Many nuclei are needed by the skeletal muscle cell for the large amounts of proteins and enzymes needed to be produced for the cell's normal functioning. A single muscle fiber can contain from hundreds to thousands of nuclei. A muscle fiber for example in the human biceps with a length of 10 cm can have as many as 3000 nuclei. Unlike in a non-muscle cell where the nucleus is centrally positioned, the myonucleus is elongated and located close to the sarcolemma. The myonuclei are quite uniformly arranged along the fiber with each nucleus having its own myonuclear domain where it is responsible for supporting the volume of cytoplasm in that particular section of the myofiber.

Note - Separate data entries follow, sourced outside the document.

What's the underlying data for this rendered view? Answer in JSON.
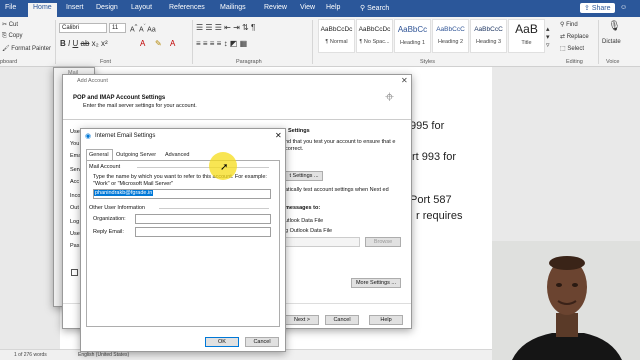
{
  "ribbon": {
    "tabs": [
      "File",
      "Home",
      "Insert",
      "Design",
      "Layout",
      "References",
      "Mailings",
      "Review",
      "View",
      "Help"
    ],
    "search": "Search",
    "share": "Share",
    "clipboard": {
      "cut": "Cut",
      "copy": "Copy",
      "format_painter": "Format Painter",
      "group": "pboard"
    },
    "font": {
      "name": "Calibri",
      "size": "11",
      "group": "Font"
    },
    "paragraph_group": "Paragraph",
    "styles": [
      {
        "preview": "AaBbCcDc",
        "name": "¶ Normal"
      },
      {
        "preview": "AaBbCcDc",
        "name": "¶ No Spac..."
      },
      {
        "preview": "AaBbCc",
        "name": "Heading 1"
      },
      {
        "preview": "AaBbCcC",
        "name": "Heading 2"
      },
      {
        "preview": "AaBbCcC",
        "name": "Heading 3"
      },
      {
        "preview": "AaB",
        "name": "Title"
      }
    ],
    "styles_group": "Styles",
    "editing": {
      "find": "Find",
      "replace": "Replace",
      "select": "Select",
      "group": "Editing"
    },
    "voice": {
      "dictate": "Dictate",
      "group": "Voice"
    }
  },
  "document": {
    "lines": [
      "995 for",
      "rt 993 for",
      "Port 587",
      "r requires"
    ]
  },
  "status": {
    "page": "1 of 276 words",
    "lang": "English (United States)"
  },
  "mail_bg": {
    "title": "Mail"
  },
  "add_account": {
    "title": "Add Account",
    "heading": "POP and IMAP Account Settings",
    "subheading": "Enter the mail server settings for your account.",
    "left_labels": [
      "Use",
      "You",
      "Ema",
      "Serv",
      "Acc",
      "Inco",
      "Out",
      "Log",
      "Use",
      "Pas"
    ],
    "test_heading": "Settings",
    "test_text": "nd that you test your account to ensure that e correct.",
    "test_button": "t Settings ...",
    "auto_test": "atically test account settings when Next ed",
    "deliver": "messages to:",
    "radio_new": "utlook Data File",
    "radio_existing": "g Outlook Data File",
    "browse": "Browse",
    "more_settings": "More Settings ...",
    "next": "Next >",
    "cancel": "Cancel",
    "help": "Help"
  },
  "ies": {
    "title": "Internet Email Settings",
    "tabs": [
      "General",
      "Outgoing Server",
      "Advanced"
    ],
    "mail_account_label": "Mail Account",
    "mail_account_desc": "Type the name by which you want to refer to this account. For example: \"Work\" or \"Microsoft Mail Server\"",
    "account_name": "phanindrakb@fgrade.in",
    "other_info_label": "Other User Information",
    "organization_label": "Organization:",
    "organization": "",
    "reply_label": "Reply Email:",
    "reply_email": "",
    "ok": "OK",
    "cancel": "Cancel"
  },
  "colors": {
    "word_blue": "#2b579a",
    "accent": "#0078d7",
    "cursor": "#f5dc1a"
  }
}
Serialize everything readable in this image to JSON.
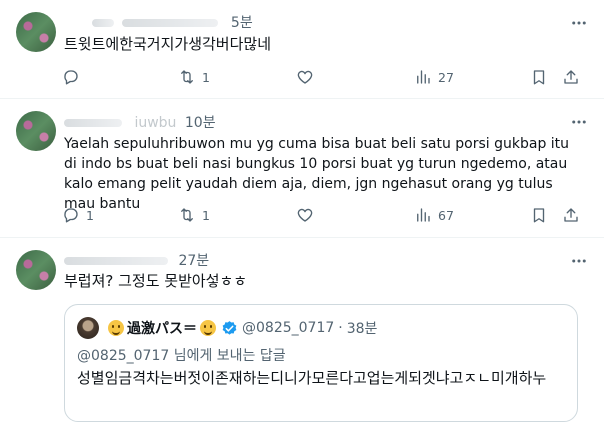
{
  "tweets": [
    {
      "time": "5분",
      "text": "트윗트에한국거지가생각버다많네",
      "stats": {
        "reply": "",
        "retweet": "1",
        "like": "",
        "views": "27"
      }
    },
    {
      "name_fragment": "iuwbu",
      "time": "10분",
      "text": "Yaelah sepuluhribuwon mu yg cuma bisa buat beli satu porsi gukbap itu di indo bs buat beli nasi bungkus 10 porsi buat yg turun ngedemo, atau kalo emang pelit yaudah diem aja, diem, jgn ngehasut orang yg tulus mau bantu",
      "stats": {
        "reply": "1",
        "retweet": "1",
        "like": "",
        "views": "67"
      }
    },
    {
      "time": "27분",
      "text": "부럽져? 그정도 못받아섷ㅎㅎ",
      "quote": {
        "name": "過激パス＝",
        "handle": "@0825_0717",
        "time": "38분",
        "reply_to": "@0825_0717 님에게 보내는 답글",
        "text": "성별임금격차는버젓이존재하는디니가모른다고업는게되겟냐고ㅈㄴ미개하누"
      }
    }
  ],
  "icons": {
    "more": "more-horizontal-icon",
    "reply": "reply-icon",
    "retweet": "retweet-icon",
    "like": "heart-icon",
    "views": "views-icon",
    "bookmark": "bookmark-icon",
    "share": "share-icon",
    "verified": "verified-badge-icon"
  },
  "colors": {
    "text": "#0f1419",
    "muted": "#536471",
    "verified": "#1d9bf0",
    "divider": "#eff3f4"
  }
}
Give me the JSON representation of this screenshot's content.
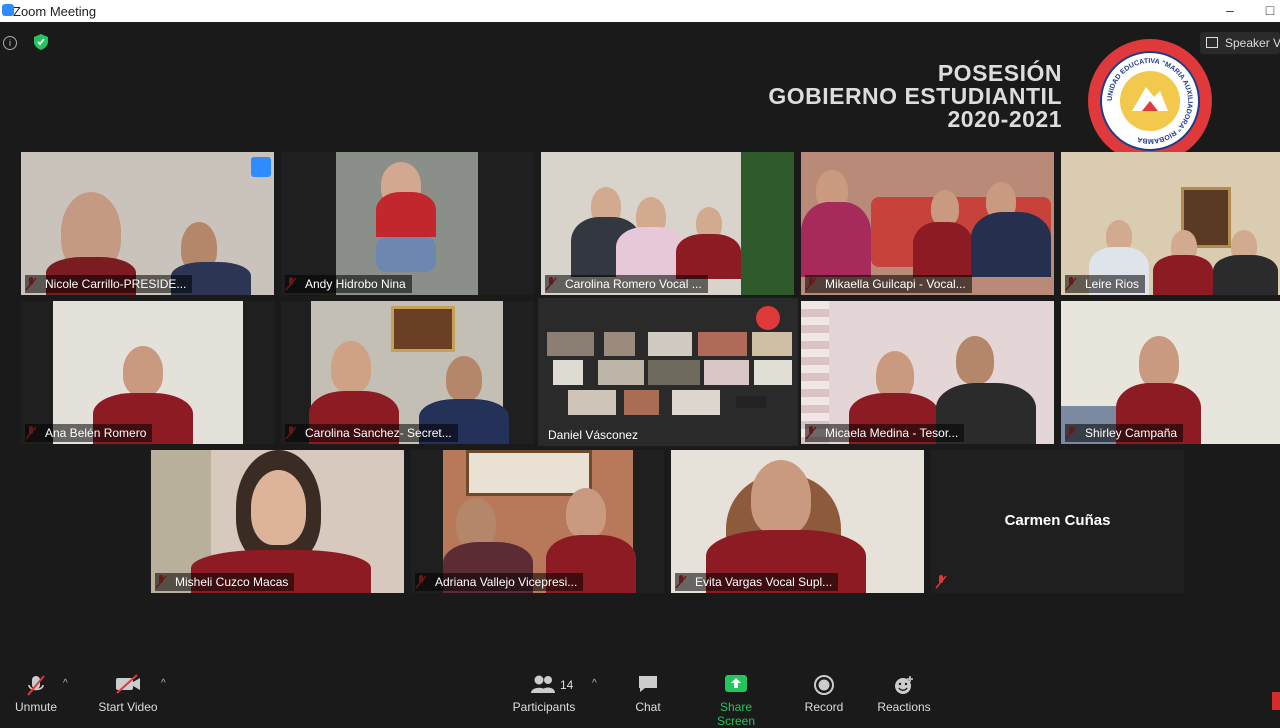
{
  "window": {
    "title": "Zoom Meeting",
    "minimize": "–",
    "maximize": "□"
  },
  "header": {
    "speaker_view": "Speaker View",
    "banner": [
      "POSESIÓN",
      "GOBIERNO ESTUDIANTIL",
      "2020-2021"
    ],
    "seal_text": "UNIDAD EDUCATIVA \"MARIA AUXILIADORA\" RIOBAMBA"
  },
  "participants": [
    {
      "name": "Nicole Carrillo-PRESIDE...",
      "bg": "#c9c3bb"
    },
    {
      "name": "Andy Hidrobo Nina",
      "bg": "#8b8f8a"
    },
    {
      "name": "Carolina Romero Vocal ...",
      "bg": "#d8d4cc"
    },
    {
      "name": "Mikaella Guilcapi - Vocal...",
      "bg": "#b98a78"
    },
    {
      "name": "Leire Rios",
      "bg": "#d9ccb0"
    },
    {
      "name": "Ana Belén Romero",
      "bg": "#e3e1da"
    },
    {
      "name": "Carolina Sanchez- Secret...",
      "bg": "#c4bfb4"
    },
    {
      "name": "Daniel Vásconez",
      "bg": "#2a2a2a"
    },
    {
      "name": "Micaela Medina - Tesor...",
      "bg": "#e4d6d6"
    },
    {
      "name": "Shirley Campaña",
      "bg": "#e8e5dc"
    },
    {
      "name": "Misheli Cuzco Macas",
      "bg": "#d7c9bd"
    },
    {
      "name": "Adriana Vallejo Vicepresi...",
      "bg": "#b8795b"
    },
    {
      "name": "Evita Vargas  Vocal Supl...",
      "bg": "#e7e2d9"
    },
    {
      "name": "Carmen Cuñas",
      "bg": "#1f1f1f"
    }
  ],
  "toolbar": {
    "unmute": "Unmute",
    "start_video": "Start Video",
    "participants": "Participants",
    "participant_count": "14",
    "chat": "Chat",
    "share_screen": "Share Screen",
    "record": "Record",
    "reactions": "Reactions"
  },
  "colors": {
    "share_green": "#22c55e",
    "active_border": "#e6e04a",
    "mic_red": "#e0393b"
  }
}
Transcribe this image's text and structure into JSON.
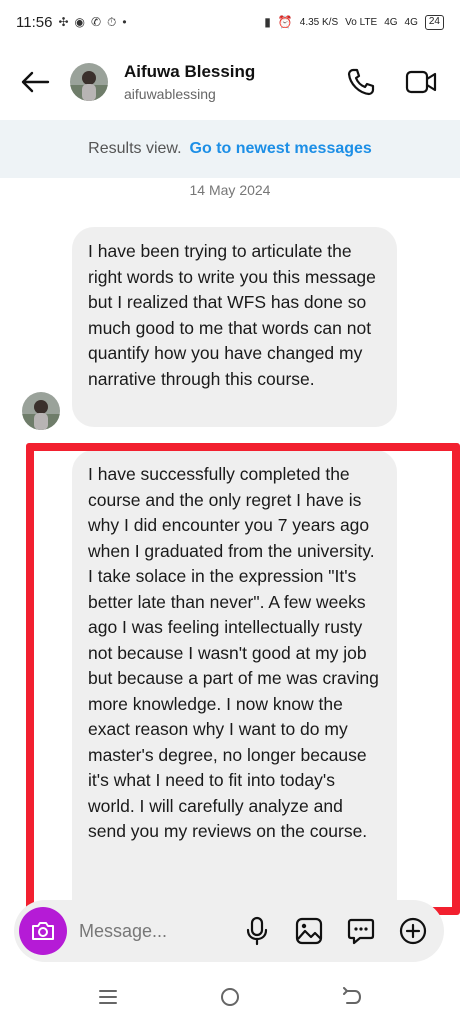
{
  "status_bar": {
    "time": "11:56",
    "net_speed": "4.35 K/S",
    "volte": "Vo LTE",
    "signal_1": "4G",
    "signal_2": "4G",
    "battery": "24"
  },
  "header": {
    "name": "Aifuwa Blessing",
    "username": "aifuwablessing"
  },
  "banner": {
    "text": "Results view.",
    "link": "Go to newest messages"
  },
  "date_separator": "14 May 2024",
  "messages": [
    {
      "text": "I have been trying to articulate the right words to write you this message but I realized that WFS has done so much good to me that words can not quantify how you have changed my narrative through this course."
    },
    {
      "text": "I have successfully completed the course and the only regret I have is why I did encounter you 7 years ago when I graduated from the university. I take solace in the expression \"It's better late than never\". A few weeks ago I was feeling intellectually rusty not because I wasn't good at my job but because a part of me was craving more knowledge. I now know the exact reason why I want to do my master's degree, no longer because it's what I need to fit into today's world. I will carefully analyze and send you my reviews on the course."
    }
  ],
  "composer": {
    "placeholder": "Message..."
  },
  "colors": {
    "accent_link": "#1d8fe6",
    "highlight": "#f2202f",
    "camera_button": "#b51bd6",
    "bubble": "#efefef"
  },
  "icons": [
    "back-arrow-icon",
    "phone-icon",
    "video-icon",
    "camera-icon",
    "microphone-icon",
    "gallery-icon",
    "sticker-icon",
    "plus-icon",
    "menu-icon",
    "home-icon",
    "back-icon"
  ]
}
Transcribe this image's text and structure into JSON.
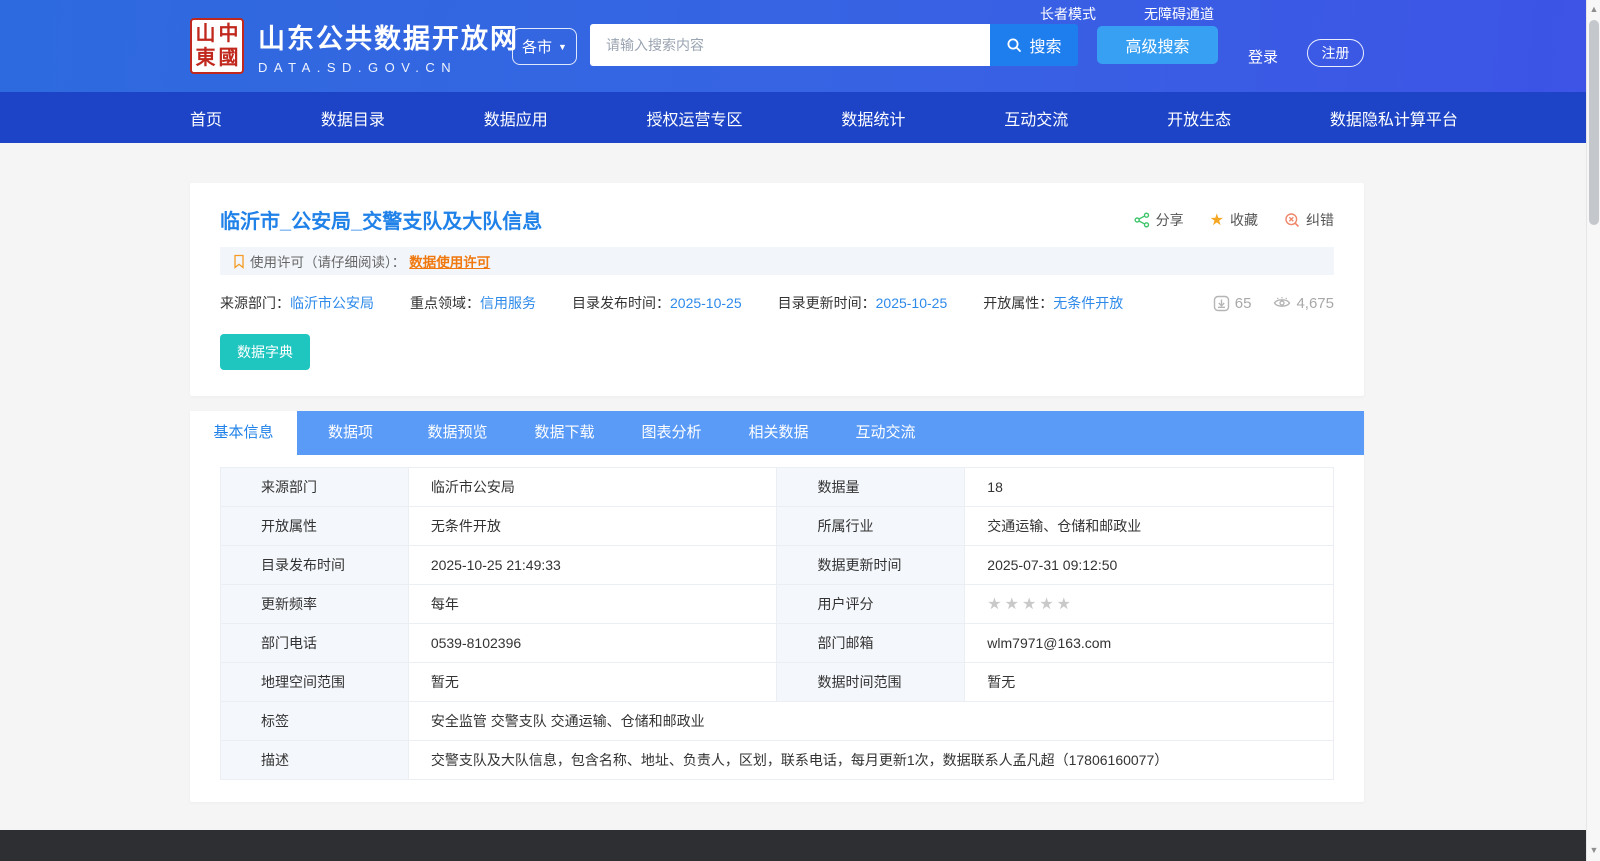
{
  "header": {
    "seal_chars": [
      "山",
      "中",
      "東",
      "國"
    ],
    "site_name": "山东公共数据开放网",
    "site_domain": "DATA.SD.GOV.CN",
    "city_dropdown": "各市",
    "search_placeholder": "请输入搜索内容",
    "search_button": "搜索",
    "advanced_search_button": "高级搜索",
    "elder_mode_link": "长者模式",
    "accessibility_link": "无障碍通道",
    "login_link": "登录",
    "register_button": "注册"
  },
  "nav": {
    "items": [
      {
        "label": "首页"
      },
      {
        "label": "数据目录"
      },
      {
        "label": "数据应用"
      },
      {
        "label": "授权运营专区"
      },
      {
        "label": "数据统计"
      },
      {
        "label": "互动交流"
      },
      {
        "label": "开放生态"
      },
      {
        "label": "数据隐私计算平台"
      }
    ]
  },
  "dataset": {
    "title": "临沂市_公安局_交警支队及大队信息",
    "share_label": "分享",
    "favorite_label": "收藏",
    "correct_label": "纠错",
    "license_prefix": "使用许可（请仔细阅读）：",
    "license_link": "数据使用许可",
    "meta": [
      {
        "label": "来源部门：",
        "value": "临沂市公安局"
      },
      {
        "label": "重点领域：",
        "value": "信用服务"
      },
      {
        "label": "目录发布时间：",
        "value": "2025-10-25"
      },
      {
        "label": "目录更新时间：",
        "value": "2025-10-25"
      },
      {
        "label": "开放属性：",
        "value": "无条件开放"
      }
    ],
    "download_count": "65",
    "view_count": "4,675",
    "dictionary_button": "数据字典"
  },
  "tabs": {
    "items": [
      {
        "label": "基本信息",
        "active": true
      },
      {
        "label": "数据项",
        "active": false
      },
      {
        "label": "数据预览",
        "active": false
      },
      {
        "label": "数据下载",
        "active": false
      },
      {
        "label": "图表分析",
        "active": false
      },
      {
        "label": "相关数据",
        "active": false
      },
      {
        "label": "互动交流",
        "active": false
      }
    ]
  },
  "info_table": {
    "rows": [
      {
        "l1": "来源部门",
        "v1": "临沂市公安局",
        "l2": "数据量",
        "v2": "18"
      },
      {
        "l1": "开放属性",
        "v1": "无条件开放",
        "l2": "所属行业",
        "v2": "交通运输、仓储和邮政业"
      },
      {
        "l1": "目录发布时间",
        "v1": "2025-10-25 21:49:33",
        "l2": "数据更新时间",
        "v2": "2025-07-31 09:12:50"
      },
      {
        "l1": "更新频率",
        "v1": "每年",
        "l2": "用户评分",
        "v2": "★★★★★"
      },
      {
        "l1": "部门电话",
        "v1": "0539-8102396",
        "l2": "部门邮箱",
        "v2": "wlm7971@163.com"
      },
      {
        "l1": "地理空间范围",
        "v1": "暂无",
        "l2": "数据时间范围",
        "v2": "暂无"
      }
    ],
    "full_rows": [
      {
        "label": "标签",
        "value": "安全监管 交警支队 交通运输、仓储和邮政业"
      },
      {
        "label": "描述",
        "value": "交警支队及大队信息，包含名称、地址、负责人，区划，联系电话，每月更新1次，数据联系人孟凡超（17806160077）"
      }
    ]
  },
  "colors": {
    "header_blue": "#2E6ADF",
    "nav_blue": "#1D44C6",
    "tab_blue": "#5B9BF8",
    "link_blue": "#2082E8",
    "teal_button": "#1FC6BF",
    "star_orange": "#F5A623",
    "license_orange": "#F0790F",
    "share_green": "#3FC46B",
    "seal_red": "#C0281E"
  }
}
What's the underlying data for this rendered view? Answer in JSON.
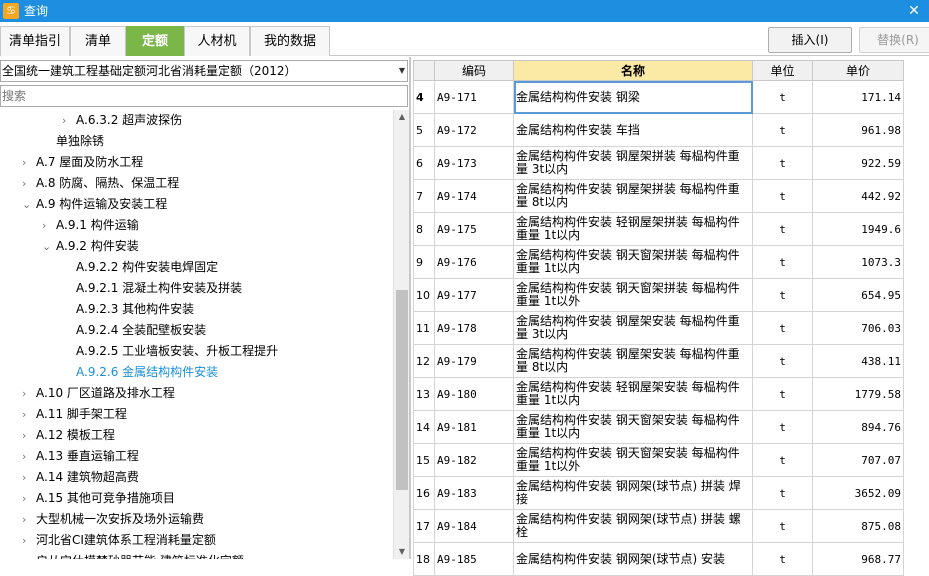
{
  "window": {
    "title": "查询",
    "app_icon_glyph": "♋"
  },
  "tabs": [
    {
      "label": "清单指引"
    },
    {
      "label": "清单"
    },
    {
      "label": "定额"
    },
    {
      "label": "人材机"
    },
    {
      "label": "我的数据"
    }
  ],
  "toolbar": {
    "insert_label": "插入(I)",
    "replace_label": "替换(R)"
  },
  "left": {
    "dropdown_value": "全国统一建筑工程基础定额河北省消耗量定额（2012）",
    "search_placeholder": "搜索",
    "tree": [
      {
        "label": "A.6.3.2 超声波探伤",
        "level": 3,
        "arrow": "›"
      },
      {
        "label": "单独除锈",
        "level": 2,
        "arrow": ""
      },
      {
        "label": "A.7 屋面及防水工程",
        "level": 1,
        "arrow": "›"
      },
      {
        "label": "A.8 防腐、隔热、保温工程",
        "level": 1,
        "arrow": "›"
      },
      {
        "label": "A.9 构件运输及安装工程",
        "level": 1,
        "arrow": "⌄"
      },
      {
        "label": "A.9.1 构件运输",
        "level": 2,
        "arrow": "›"
      },
      {
        "label": "A.9.2 构件安装",
        "level": 2,
        "arrow": "⌄"
      },
      {
        "label": "A.9.2.2 构件安装电焊固定",
        "level": 3,
        "arrow": ""
      },
      {
        "label": "A.9.2.1 混凝土构件安装及拼装",
        "level": 3,
        "arrow": ""
      },
      {
        "label": "A.9.2.3 其他构件安装",
        "level": 3,
        "arrow": ""
      },
      {
        "label": "A.9.2.4 全装配壁板安装",
        "level": 3,
        "arrow": ""
      },
      {
        "label": "A.9.2.5 工业墙板安装、升板工程提升",
        "level": 3,
        "arrow": ""
      },
      {
        "label": "A.9.2.6 金属结构构件安装",
        "level": 3,
        "arrow": "",
        "selected": true
      },
      {
        "label": "A.10 厂区道路及排水工程",
        "level": 1,
        "arrow": "›"
      },
      {
        "label": "A.11 脚手架工程",
        "level": 1,
        "arrow": "›"
      },
      {
        "label": "A.12 模板工程",
        "level": 1,
        "arrow": "›"
      },
      {
        "label": "A.13 垂直运输工程",
        "level": 1,
        "arrow": "›"
      },
      {
        "label": "A.14 建筑物超高费",
        "level": 1,
        "arrow": "›"
      },
      {
        "label": "A.15 其他可竞争措施项目",
        "level": 1,
        "arrow": "›"
      },
      {
        "label": "大型机械一次安拆及场外运输费",
        "level": 1,
        "arrow": "›"
      },
      {
        "label": "河北省CI建筑体系工程消耗量定额",
        "level": 1,
        "arrow": "›"
      },
      {
        "label": "启从宝仕模梦砂器节能 建筑标准化定额",
        "level": 1,
        "arrow": "›"
      }
    ]
  },
  "grid": {
    "headers": [
      "",
      "编码",
      "名称",
      "单位",
      "单价"
    ],
    "rows": [
      {
        "n": "4",
        "code": "A9-171",
        "name": "金属结构构件安装 钢梁",
        "unit": "t",
        "price": "171.14",
        "current": true
      },
      {
        "n": "5",
        "code": "A9-172",
        "name": "金属结构构件安装 车挡",
        "unit": "t",
        "price": "961.98"
      },
      {
        "n": "6",
        "code": "A9-173",
        "name": "金属结构构件安装 钢屋架拼装 每榀构件重量 3t以内",
        "unit": "t",
        "price": "922.59"
      },
      {
        "n": "7",
        "code": "A9-174",
        "name": "金属结构构件安装 钢屋架拼装 每榀构件重量 8t以内",
        "unit": "t",
        "price": "442.92"
      },
      {
        "n": "8",
        "code": "A9-175",
        "name": "金属结构构件安装 轻钢屋架拼装 每榀构件重量 1t以内",
        "unit": "t",
        "price": "1949.6"
      },
      {
        "n": "9",
        "code": "A9-176",
        "name": "金属结构构件安装 钢天窗架拼装 每榀构件重量 1t以内",
        "unit": "t",
        "price": "1073.3"
      },
      {
        "n": "10",
        "code": "A9-177",
        "name": "金属结构构件安装 钢天窗架拼装 每榀构件重量 1t以外",
        "unit": "t",
        "price": "654.95"
      },
      {
        "n": "11",
        "code": "A9-178",
        "name": "金属结构构件安装 钢屋架安装 每榀构件重量 3t以内",
        "unit": "t",
        "price": "706.03"
      },
      {
        "n": "12",
        "code": "A9-179",
        "name": "金属结构构件安装 钢屋架安装 每榀构件重量 8t以内",
        "unit": "t",
        "price": "438.11"
      },
      {
        "n": "13",
        "code": "A9-180",
        "name": "金属结构构件安装 轻钢屋架安装 每榀构件重量 1t以内",
        "unit": "t",
        "price": "1779.58"
      },
      {
        "n": "14",
        "code": "A9-181",
        "name": "金属结构构件安装 钢天窗架安装 每榀构件重量 1t以内",
        "unit": "t",
        "price": "894.76"
      },
      {
        "n": "15",
        "code": "A9-182",
        "name": "金属结构构件安装 钢天窗架安装 每榀构件重量 1t以外",
        "unit": "t",
        "price": "707.07"
      },
      {
        "n": "16",
        "code": "A9-183",
        "name": "金属结构构件安装 钢网架(球节点) 拼装 焊接",
        "unit": "t",
        "price": "3652.09"
      },
      {
        "n": "17",
        "code": "A9-184",
        "name": "金属结构构件安装 钢网架(球节点) 拼装 螺栓",
        "unit": "t",
        "price": "875.08"
      },
      {
        "n": "18",
        "code": "A9-185",
        "name": "金属结构构件安装 钢网架(球节点) 安装",
        "unit": "t",
        "price": "968.77"
      }
    ]
  }
}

A group of muscle stem cells known as myosatellite cells, also satellite cells are found between the basement membrane and the sarcolemma of muscle fibers. These cells are normally quiescent but can be activated by exercise or pathology to provide additional myonuclei for muscle growth or repair
Muscles attach to tendons in a complex interface region known as the musculotendinous junction also known as the myotendinous junction, an area specialised for the primary transmission of force. At the muscle-tendon interface, force is transmitted from the sarcomeres in the muscle cells to the tendon.Muscles and tendons develop in close association, and after their joining at the myotendinous junction they constitute a dynamic unit for the transmission of force from muscle contraction to the skeletal system
Muscle architecture refers to the arrangement of muscle fibers relative to the axis of force generation, which runs from a muscle's origin to its insertion. The usual arrangements are types of parallel, and types of pennate muscle. In parallel muscles the fascicles run parallel to the axis of force generation, but the fascicles can vary in their relationship to one another, and to their tendons. These variations are seen in fusiform, strap, and convergent muscles. A convergent muscle has a triangular or fan-shape as the fibers converge at its insertion and are fanned out broadly at the origin. A less common example of a parallel muscle is a circular muscle such as the orbicularis oculi, in which the fibers are longitudinally arranged, but create a circle from origin to insertion. These different architectures, can cause variations in the tension that a muscle can create between its tendons.
The fibers in pennate muscles run at an angle to the axis of force generation. This pennation angle reduces the effective force of any individual fiber, as it is effectively pulling off-axis. However, because of this angle, more fibers can be packed into the same muscle volume, increasing the physiological cross-sectional area (PCSA). This effect is known as fiber packing, and in terms of force generation, it more than overcomes the efficiency-loss of the off-axis orientation. The trade-off comes in overall speed of muscle shortening and in the total excursion. Overall muscle shortening speed is reduced compared to fiber shortening speed, as is the total distance of shortening. All of these effects scale with pennation angle; greater angles lead to greater force due to increased fiber packing and PCSA, but with greater losses in shortening speed and excursion. Types of pennate muscle are unipennate, bipennate, and multipennate. A unipennate muscle has similarly angled fibers that are on one side of a tendon. A bipennate muscle has fibers on two sides of a tendon. Multipennate muscles have fibers that are oriented at multiple angles along the force-generating axis, and this is the most general and most common architecture.
muscle types
Muscle fibers grow when exercised and shrink when not in use. This is due to the fact that exercise stimulates the increase in myofibrils which increase the overall size of muscle cells. Well exercised muscles can not only add more size but can also develop more mitochondria, myoglobin, glycogen and a higher density of capillaries. However muscle cells cannot divide to produce new cells, and as a result there are fewer muscle cells in an adult than in a newborn.